9. The system for monitoring power consumption abnormality according to claim 8, characterized in that the model building module (200) further includes:

the correlation analysis module (240) is used for carrying out correlation analysis on historical electricity utilization data of the user and the same industry unit of the user so as to obtain a correlation coefficient between the historical electricity utilization data of the user and the same industry unit of the user, and the correlation coefficient is used as original electricity utilization data to establish an electricity utilization portrait model of the industry where the user is located;

and the judging module (300) is used for judging whether the historical electricity consumption data of the user is abnormal or not according to the electricity consumption portrait model of the industry where the user is located.

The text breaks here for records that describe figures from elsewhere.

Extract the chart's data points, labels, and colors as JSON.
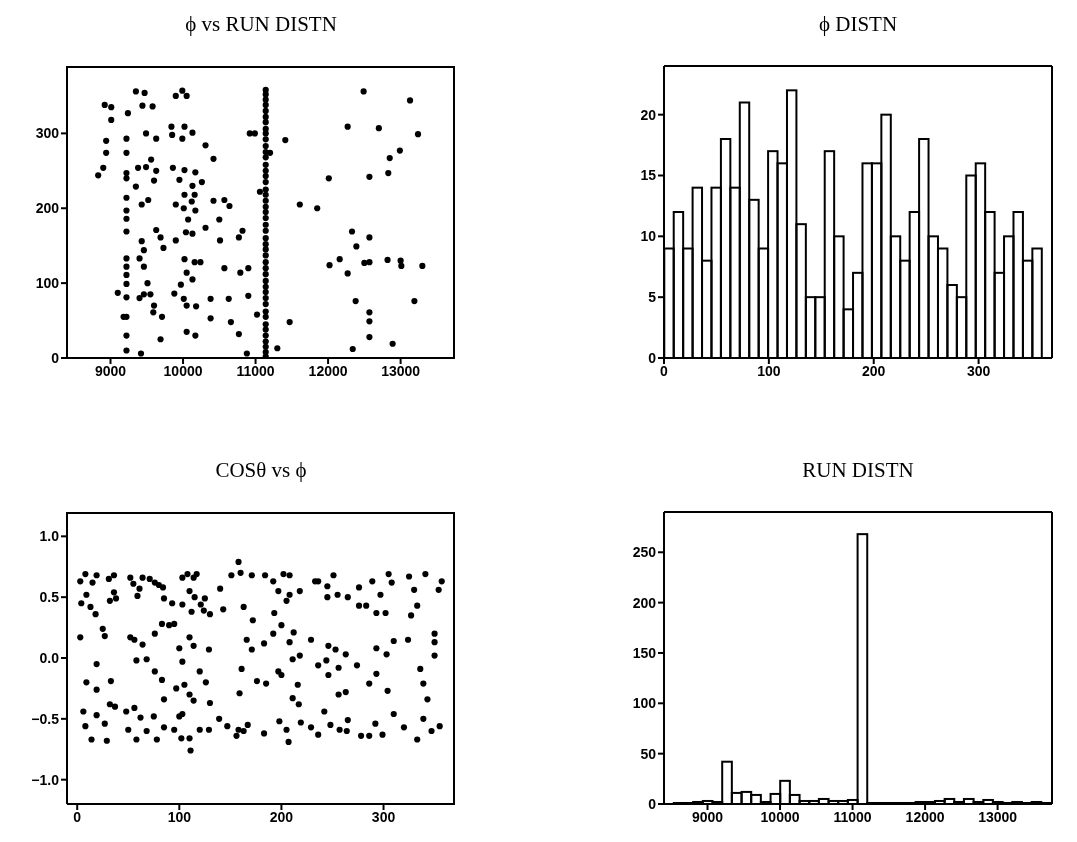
{
  "chart_data": [
    {
      "type": "scatter",
      "title": "ϕ vs RUN DISTN",
      "color": "#000000",
      "marker": "circle",
      "xlim": [
        8400,
        13750
      ],
      "ylim": [
        0,
        390
      ],
      "xticks": [
        9000,
        10000,
        11000,
        12000,
        13000
      ],
      "yticks": [
        0,
        100,
        200,
        300
      ],
      "x": [
        8830,
        8900,
        8920,
        9010,
        9010,
        8940,
        8940,
        9350,
        9470,
        9440,
        9580,
        9240,
        9490,
        9630,
        9560,
        9380,
        9490,
        9630,
        9600,
        9350,
        9430,
        9520,
        9630,
        9690,
        9430,
        9460,
        9730,
        9400,
        9460,
        9510,
        9100,
        9400,
        9460,
        9550,
        9600,
        9590,
        9710,
        9180,
        9690,
        9420,
        9840,
        10020,
        9990,
        10050,
        9900,
        9850,
        9990,
        10130,
        10310,
        10420,
        9860,
        10020,
        10170,
        9950,
        10260,
        10130,
        10020,
        10160,
        9900,
        10010,
        10170,
        10120,
        10070,
        10310,
        10040,
        10130,
        9900,
        10420,
        10570,
        10640,
        10500,
        10510,
        10820,
        10770,
        10020,
        10160,
        10240,
        10050,
        10130,
        9970,
        9880,
        10010,
        10050,
        10180,
        10380,
        10570,
        10630,
        10790,
        10900,
        10900,
        10660,
        10380,
        11020,
        10050,
        10170,
        10770,
        10880,
        10920,
        10990,
        11060,
        11200,
        11300,
        11410,
        11470,
        11610,
        11850,
        12010,
        12020,
        12160,
        12270,
        12330,
        12390,
        12270,
        12380,
        12490,
        12500,
        12570,
        12570,
        12570,
        12570,
        12570,
        12570,
        12340,
        12700,
        12830,
        12850,
        12990,
        13240,
        13130,
        12820,
        13000,
        13010,
        13300,
        13190,
        12890,
        9220,
        9220,
        9220,
        9220,
        9220,
        9220,
        9220,
        9220,
        9220,
        9220,
        9220,
        9220,
        9220,
        9220,
        9220,
        9220,
        11140,
        11140,
        11140,
        11140,
        11140,
        11140,
        11140,
        11140,
        11140,
        11140,
        11140,
        11140,
        11140,
        11140,
        11140,
        11140,
        11140,
        11140,
        11140,
        11140,
        11140,
        11140,
        11140,
        11140,
        11140,
        11140,
        11140,
        11140,
        11140,
        11140,
        11140,
        11140,
        11140,
        11140,
        11140,
        11140,
        11140,
        11140,
        11140,
        11140,
        11140,
        11140,
        11140,
        11140,
        11140,
        11140
      ],
      "values": [
        244,
        254,
        338,
        335,
        318,
        290,
        274,
        356,
        354,
        337,
        336,
        327,
        300,
        293,
        265,
        254,
        255,
        250,
        237,
        229,
        205,
        211,
        171,
        161,
        156,
        144,
        147,
        133,
        122,
        100,
        87,
        80,
        85,
        85,
        70,
        61,
        55,
        55,
        25,
        6,
        309,
        309,
        357,
        350,
        350,
        298,
        293,
        301,
        284,
        266,
        254,
        251,
        248,
        238,
        235,
        230,
        218,
        218,
        205,
        200,
        197,
        209,
        185,
        174,
        168,
        166,
        157,
        210,
        211,
        203,
        185,
        157,
        170,
        161,
        132,
        128,
        128,
        114,
        105,
        98,
        86,
        79,
        70,
        69,
        79,
        120,
        79,
        114,
        120,
        83,
        48,
        53,
        58,
        35,
        30,
        32,
        6,
        300,
        300,
        222,
        274,
        13,
        291,
        48,
        205,
        200,
        240,
        124,
        132,
        309,
        169,
        149,
        113,
        76,
        356,
        127,
        242,
        161,
        128,
        61,
        49,
        28,
        12,
        307,
        247,
        267,
        277,
        299,
        344,
        131,
        130,
        123,
        123,
        76,
        19,
        293,
        274,
        247,
        240,
        214,
        197,
        186,
        169,
        133,
        122,
        111,
        99,
        81,
        55,
        30,
        10,
        358,
        352,
        345,
        338,
        330,
        322,
        315,
        306,
        300,
        292,
        283,
        275,
        268,
        258,
        250,
        243,
        235,
        225,
        218,
        210,
        202,
        195,
        187,
        178,
        170,
        160,
        152,
        145,
        137,
        128,
        120,
        112,
        103,
        95,
        88,
        80,
        72,
        62,
        55,
        45,
        38,
        30,
        22,
        15,
        8,
        2
      ]
    },
    {
      "type": "histogram",
      "title": "ϕ DISTN",
      "color": "#000000",
      "xlim": [
        0,
        370
      ],
      "ylim": [
        0,
        24
      ],
      "xticks": [
        0,
        100,
        200,
        300
      ],
      "yticks": [
        0,
        5,
        10,
        15,
        20
      ],
      "bins": [
        0,
        9,
        18,
        27,
        36,
        45,
        54,
        63,
        72,
        81,
        90,
        99,
        108,
        117,
        126,
        135,
        144,
        153,
        162,
        171,
        180,
        189,
        198,
        207,
        216,
        225,
        234,
        243,
        252,
        261,
        270,
        279,
        288,
        297,
        306,
        315,
        324,
        333,
        342,
        351,
        360
      ],
      "values": [
        9,
        12,
        9,
        14,
        8,
        14,
        18,
        14,
        21,
        13,
        9,
        17,
        16,
        22,
        11,
        5,
        5,
        17,
        10,
        4,
        7,
        16,
        16,
        20,
        10,
        8,
        12,
        18,
        10,
        9,
        6,
        5,
        15,
        16,
        12,
        7,
        10,
        12,
        8,
        9
      ]
    },
    {
      "type": "scatter",
      "title": "COSθ vs ϕ",
      "color": "#000000",
      "marker": "circle",
      "xlim": [
        -10,
        370
      ],
      "ylim": [
        -1.2,
        1.2
      ],
      "xticks": [
        0,
        100,
        200,
        300
      ],
      "yticks": [
        {
          "value": -1,
          "label": "−1.0"
        },
        {
          "value": -0.5,
          "label": "−0.5"
        },
        {
          "value": 0,
          "label": "0.0"
        },
        {
          "value": 0.5,
          "label": "0.5"
        },
        {
          "value": 1,
          "label": "1.0"
        }
      ],
      "x": [
        3,
        8,
        15,
        19,
        9,
        4,
        13,
        18,
        31,
        36,
        36,
        32,
        38,
        52,
        55,
        59,
        64,
        61,
        71,
        76,
        80,
        84,
        85,
        93,
        103,
        108,
        114,
        117,
        110,
        115,
        121,
        125,
        124,
        130,
        112,
        103,
        140,
        143,
        151,
        160,
        171,
        163,
        184,
        192,
        202,
        208,
        197,
        208,
        218,
        205,
        193,
        233,
        236,
        245,
        251,
        245,
        255,
        265,
        276,
        276,
        283,
        289,
        297,
        305,
        308,
        293,
        302,
        325,
        330,
        341,
        333,
        327,
        354,
        357,
        158,
        3,
        19,
        25,
        27,
        9,
        19,
        33,
        52,
        56,
        64,
        58,
        68,
        76,
        83,
        90,
        76,
        83,
        85,
        95,
        100,
        103,
        110,
        114,
        120,
        126,
        129,
        97,
        105,
        110,
        114,
        130,
        159,
        161,
        166,
        171,
        172,
        176,
        185,
        183,
        192,
        200,
        212,
        208,
        197,
        200,
        211,
        218,
        216,
        217,
        211,
        229,
        236,
        244,
        246,
        253,
        246,
        256,
        263,
        263,
        256,
        274,
        293,
        303,
        293,
        286,
        304,
        310,
        324,
        336,
        339,
        343,
        350,
        350,
        350,
        6,
        8,
        14,
        19,
        27,
        29,
        32,
        37,
        48,
        50,
        58,
        56,
        62,
        68,
        78,
        75,
        85,
        95,
        100,
        103,
        110,
        111,
        102,
        120,
        129,
        139,
        147,
        156,
        158,
        163,
        167,
        183,
        198,
        207,
        205,
        219,
        229,
        236,
        242,
        248,
        257,
        264,
        265,
        278,
        286,
        292,
        299,
        310,
        320,
        333,
        339,
        347,
        355
      ],
      "values": [
        0.63,
        0.69,
        0.62,
        0.68,
        0.52,
        0.45,
        0.42,
        0.36,
        0.65,
        0.68,
        0.54,
        0.47,
        0.49,
        0.66,
        0.61,
        0.51,
        0.66,
        0.57,
        0.65,
        0.62,
        0.6,
        0.58,
        0.49,
        0.45,
        0.66,
        0.69,
        0.66,
        0.69,
        0.55,
        0.5,
        0.44,
        0.49,
        0.39,
        0.36,
        0.38,
        0.44,
        0.57,
        0.4,
        0.68,
        0.7,
        0.68,
        0.42,
        0.68,
        0.63,
        0.69,
        0.68,
        0.55,
        0.52,
        0.55,
        0.47,
        0.37,
        0.63,
        0.63,
        0.59,
        0.68,
        0.5,
        0.52,
        0.5,
        0.58,
        0.43,
        0.43,
        0.63,
        0.52,
        0.69,
        0.62,
        0.37,
        0.37,
        0.67,
        0.56,
        0.69,
        0.43,
        0.35,
        0.56,
        0.63,
        0.79,
        0.17,
        -0.05,
        0.24,
        0.18,
        -0.2,
        -0.26,
        -0.19,
        0.17,
        0.15,
        0.11,
        -0.02,
        -0.01,
        0.2,
        0.28,
        0.27,
        -0.11,
        -0.18,
        -0.34,
        0.28,
        0.08,
        -0.03,
        0.17,
        0.1,
        -0.11,
        -0.2,
        0.07,
        -0.25,
        -0.22,
        -0.3,
        -0.35,
        -0.37,
        -0.29,
        -0.09,
        0.15,
        0.07,
        0.31,
        -0.19,
        -0.21,
        0.12,
        0.2,
        0.27,
        0.21,
        0.13,
        -0.11,
        -0.14,
        -0.01,
        0.02,
        -0.22,
        -0.38,
        -0.33,
        0.15,
        -0.06,
        -0.02,
        0.1,
        0.07,
        -0.14,
        -0.08,
        0.03,
        -0.28,
        -0.3,
        -0.06,
        0.08,
        0.03,
        -0.13,
        -0.21,
        -0.27,
        0.14,
        0.15,
        -0.09,
        -0.21,
        -0.34,
        0.2,
        0.13,
        0.02,
        -0.44,
        -0.56,
        -0.67,
        -0.47,
        -0.54,
        -0.68,
        -0.38,
        -0.4,
        -0.44,
        -0.59,
        -0.67,
        -0.41,
        -0.49,
        -0.6,
        -0.67,
        -0.48,
        -0.57,
        -0.59,
        -0.48,
        -0.46,
        -0.66,
        -0.76,
        -0.66,
        -0.59,
        -0.59,
        -0.5,
        -0.56,
        -0.64,
        -0.59,
        -0.6,
        -0.55,
        -0.62,
        -0.52,
        -0.69,
        -0.59,
        -0.53,
        -0.57,
        -0.63,
        -0.44,
        -0.55,
        -0.59,
        -0.6,
        -0.51,
        -0.64,
        -0.64,
        -0.54,
        -0.63,
        -0.46,
        -0.57,
        -0.67,
        -0.5,
        -0.6,
        -0.56
      ]
    },
    {
      "type": "histogram",
      "title": "RUN DISTN",
      "color": "#000000",
      "xlim": [
        8400,
        13750
      ],
      "ylim": [
        0,
        290
      ],
      "xticks": [
        9000,
        10000,
        11000,
        12000,
        13000
      ],
      "yticks": [
        0,
        50,
        100,
        150,
        200,
        250
      ],
      "bins": [
        8400,
        8533,
        8667,
        8800,
        8933,
        9067,
        9200,
        9333,
        9467,
        9600,
        9733,
        9867,
        10000,
        10133,
        10267,
        10400,
        10533,
        10667,
        10800,
        10933,
        11067,
        11200,
        11333,
        11467,
        11600,
        11733,
        11867,
        12000,
        12133,
        12267,
        12400,
        12533,
        12667,
        12800,
        12933,
        13067,
        13200,
        13333,
        13467,
        13600,
        13733
      ],
      "values": [
        0,
        1,
        1,
        2,
        3,
        2,
        42,
        11,
        12,
        9,
        2,
        10,
        23,
        9,
        3,
        3,
        5,
        3,
        3,
        4,
        268,
        1,
        1,
        1,
        1,
        1,
        2,
        2,
        3,
        5,
        2,
        5,
        2,
        4,
        2,
        1,
        2,
        1,
        2,
        1
      ]
    }
  ]
}
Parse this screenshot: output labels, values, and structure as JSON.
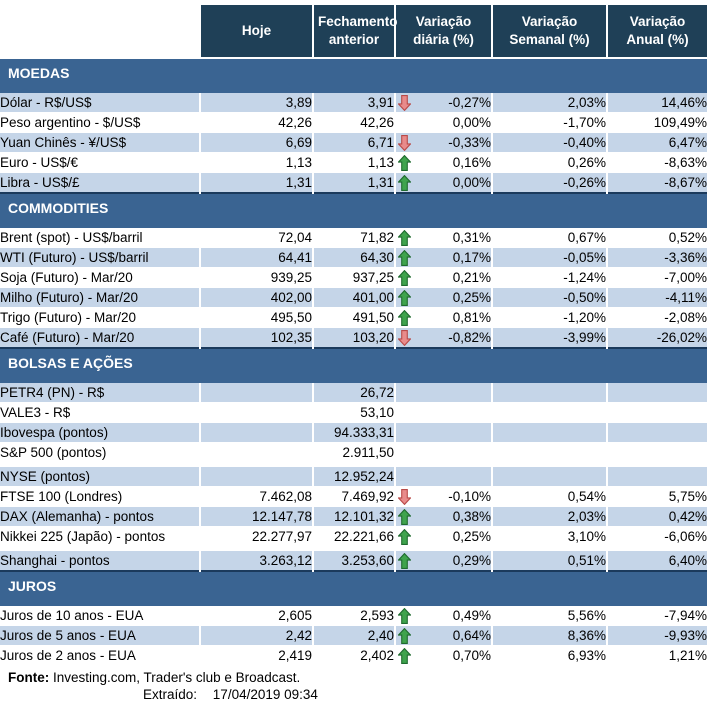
{
  "colors": {
    "header_bg": "#1F4057",
    "band_bg": "#3A6492",
    "band_border": "#1B3A5C",
    "row_shaded": "#C5D5E8",
    "arrow_up_fill": "#3FA34D",
    "arrow_up_border": "#1F6B2F",
    "arrow_down_fill": "#E88B8B",
    "arrow_down_border": "#B94A48"
  },
  "chart_data": {
    "type": "table",
    "columns": [
      "",
      "Hoje",
      "Fechamento anterior",
      "Variação diária (%)",
      "Variação Semanal (%)",
      "Variação Anual (%)"
    ],
    "sections": [
      {
        "title": "MOEDAS",
        "rows": [
          {
            "label": "Dólar - R$/US$",
            "hoje": "3,89",
            "fechamento": "3,91",
            "arrow": "down",
            "var_diaria": "-0,27%",
            "var_semanal": "2,03%",
            "var_anual": "14,46%",
            "shaded": true
          },
          {
            "label": "Peso argentino - $/US$",
            "hoje": "42,26",
            "fechamento": "42,26",
            "arrow": null,
            "var_diaria": "0,00%",
            "var_semanal": "-1,70%",
            "var_anual": "109,49%",
            "shaded": false
          },
          {
            "label": "Yuan Chinês - ¥/US$",
            "hoje": "6,69",
            "fechamento": "6,71",
            "arrow": "down",
            "var_diaria": "-0,33%",
            "var_semanal": "-0,40%",
            "var_anual": "6,47%",
            "shaded": true
          },
          {
            "label": "Euro - US$/€",
            "hoje": "1,13",
            "fechamento": "1,13",
            "arrow": "up",
            "var_diaria": "0,16%",
            "var_semanal": "0,26%",
            "var_anual": "-8,63%",
            "shaded": false
          },
          {
            "label": "Libra - US$/£",
            "hoje": "1,31",
            "fechamento": "1,31",
            "arrow": "up",
            "var_diaria": "0,00%",
            "var_semanal": "-0,26%",
            "var_anual": "-8,67%",
            "shaded": true
          }
        ]
      },
      {
        "title": "COMMODITIES",
        "rows": [
          {
            "label": "Brent (spot) - US$/barril",
            "hoje": "72,04",
            "fechamento": "71,82",
            "arrow": "up",
            "var_diaria": "0,31%",
            "var_semanal": "0,67%",
            "var_anual": "0,52%",
            "shaded": false
          },
          {
            "label": "WTI (Futuro) - US$/barril",
            "hoje": "64,41",
            "fechamento": "64,30",
            "arrow": "up",
            "var_diaria": "0,17%",
            "var_semanal": "-0,05%",
            "var_anual": "-3,36%",
            "shaded": true
          },
          {
            "label": "Soja (Futuro) - Mar/20",
            "hoje": "939,25",
            "fechamento": "937,25",
            "arrow": "up",
            "var_diaria": "0,21%",
            "var_semanal": "-1,24%",
            "var_anual": "-7,00%",
            "shaded": false
          },
          {
            "label": "Milho (Futuro) - Mar/20",
            "hoje": "402,00",
            "fechamento": "401,00",
            "arrow": "up",
            "var_diaria": "0,25%",
            "var_semanal": "-0,50%",
            "var_anual": "-4,11%",
            "shaded": true
          },
          {
            "label": "Trigo (Futuro) - Mar/20",
            "hoje": "495,50",
            "fechamento": "491,50",
            "arrow": "up",
            "var_diaria": "0,81%",
            "var_semanal": "-1,20%",
            "var_anual": "-2,08%",
            "shaded": false
          },
          {
            "label": "Café (Futuro) - Mar/20",
            "hoje": "102,35",
            "fechamento": "103,20",
            "arrow": "down",
            "var_diaria": "-0,82%",
            "var_semanal": "-3,99%",
            "var_anual": "-26,02%",
            "shaded": true
          }
        ]
      },
      {
        "title": "BOLSAS E AÇÕES",
        "rows": [
          {
            "label": "PETR4 (PN) - R$",
            "hoje": "",
            "fechamento": "26,72",
            "arrow": null,
            "var_diaria": "",
            "var_semanal": "",
            "var_anual": "",
            "shaded": true
          },
          {
            "label": "VALE3 - R$",
            "hoje": "",
            "fechamento": "53,10",
            "arrow": null,
            "var_diaria": "",
            "var_semanal": "",
            "var_anual": "",
            "shaded": false
          },
          {
            "label": "Ibovespa (pontos)",
            "hoje": "",
            "fechamento": "94.333,31",
            "arrow": null,
            "var_diaria": "",
            "var_semanal": "",
            "var_anual": "",
            "shaded": true
          },
          {
            "label": "S&P 500 (pontos)",
            "hoje": "",
            "fechamento": "2.911,50",
            "arrow": null,
            "var_diaria": "",
            "var_semanal": "",
            "var_anual": "",
            "shaded": false
          },
          {
            "label": "NYSE (pontos)",
            "hoje": "",
            "fechamento": "12.952,24",
            "arrow": null,
            "var_diaria": "",
            "var_semanal": "",
            "var_anual": "",
            "shaded": true,
            "gap_before": true
          },
          {
            "label": "FTSE 100 (Londres)",
            "hoje": "7.462,08",
            "fechamento": "7.469,92",
            "arrow": "down",
            "var_diaria": "-0,10%",
            "var_semanal": "0,54%",
            "var_anual": "5,75%",
            "shaded": false
          },
          {
            "label": "DAX (Alemanha) - pontos",
            "hoje": "12.147,78",
            "fechamento": "12.101,32",
            "arrow": "up",
            "var_diaria": "0,38%",
            "var_semanal": "2,03%",
            "var_anual": "0,42%",
            "shaded": true
          },
          {
            "label": "Nikkei 225 (Japão) - pontos",
            "hoje": "22.277,97",
            "fechamento": "22.221,66",
            "arrow": "up",
            "var_diaria": "0,25%",
            "var_semanal": "3,10%",
            "var_anual": "-6,06%",
            "shaded": false
          },
          {
            "label": "Shanghai - pontos",
            "hoje": "3.263,12",
            "fechamento": "3.253,60",
            "arrow": "up",
            "var_diaria": "0,29%",
            "var_semanal": "0,51%",
            "var_anual": "6,40%",
            "shaded": true,
            "gap_before": true
          }
        ]
      },
      {
        "title": "JUROS",
        "rows": [
          {
            "label": "Juros de 10 anos - EUA",
            "hoje": "2,605",
            "fechamento": "2,593",
            "arrow": "up",
            "var_diaria": "0,49%",
            "var_semanal": "5,56%",
            "var_anual": "-7,94%",
            "shaded": false
          },
          {
            "label": "Juros de 5 anos - EUA",
            "hoje": "2,42",
            "fechamento": "2,40",
            "arrow": "up",
            "var_diaria": "0,64%",
            "var_semanal": "8,36%",
            "var_anual": "-9,93%",
            "shaded": true
          },
          {
            "label": "Juros de 2 anos - EUA",
            "hoje": "2,419",
            "fechamento": "2,402",
            "arrow": "up",
            "var_diaria": "0,70%",
            "var_semanal": "6,93%",
            "var_anual": "1,21%",
            "shaded": false
          }
        ]
      }
    ]
  },
  "footer": {
    "source_label": "Fonte:",
    "source_text": "Investing.com, Trader's club e Broadcast.",
    "extracted_label": "Extraído:",
    "extracted_value": "17/04/2019 09:34"
  }
}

10. The system for monitoring power consumption abnormity according to claim 8, wherein the correlation analysis module (240) is used for performing correlation analysis on historical power consumption data of users and the same industry units thereof and meteorological data respectively, so as to obtain correlation coefficients of the historical power consumption data of the users and the meteorological data and correlation coefficients of the historical power consumption data of the same industry units of the users and the meteorological data;

and the judging module (300) is used for judging whether the historical electricity utilization data of the user is abnormal or not by judging whether the correlation coefficient of the historical electricity utilization data of the user and the meteorological data is consistent or not and whether the correlation coefficient of the historical electricity utilization data of the same industry unit of the user and the meteorological data is consistent or not.